Shown now for the first time – 18 years after the original installation – the varied studies serve not only as documents to the project but also offer a glimpse into the artist’s formative working process.
Located near the intersection of North Damen and Milwaukee Avenues, Ten in One Gallery occupied a street-level storefront space in the Wicker Park neighborhood of Chicago. Within the gallery, the hexagonal-tiled floor with stylized “floret” patterning – commonly found in commercial spaces – served as the foundation for Fish’s installation. Planned in exacting detail on an expanse of assembled laser-printed sheets, the artist devised a numerical algorithm in which individual florets would enlarge and contract, indicating multiple paths through the space. Using a green gouache to designate the colored accumulations, the now discreet sections from the original layout appear unexpectedly abstract and belie their intricate and intentional workings.
In making the physical installation, Fish worked with custom-color, die-cut vinyl material to systematically and precisely cover the white tiles immediately surrounding the existing green floret designs, with the effect of progressively enlarging the clusters from three directions towards the center of the main gallery.

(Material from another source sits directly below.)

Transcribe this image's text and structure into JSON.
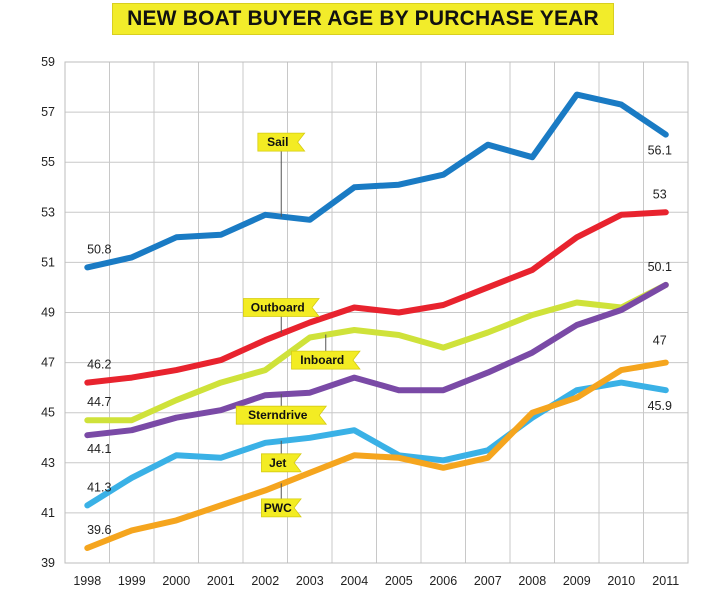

Describing her experience in the space, critic Kathryn Hixson wrote at the time: “The gallery was completely ‘empty’ of any expected works of art, so there was no getting away from Fish’s floor-bound intervention… As I walked through the gallery, the ebb and flow of tiles beneath my feet swelled to almost complete blackness.” If the human experience became the animating factor of Fish’s installation, the accompanying works on paper invite comparisons to nature: like flowers in a garden through different seasons of the year, the green floret takes time to reach viral bloom.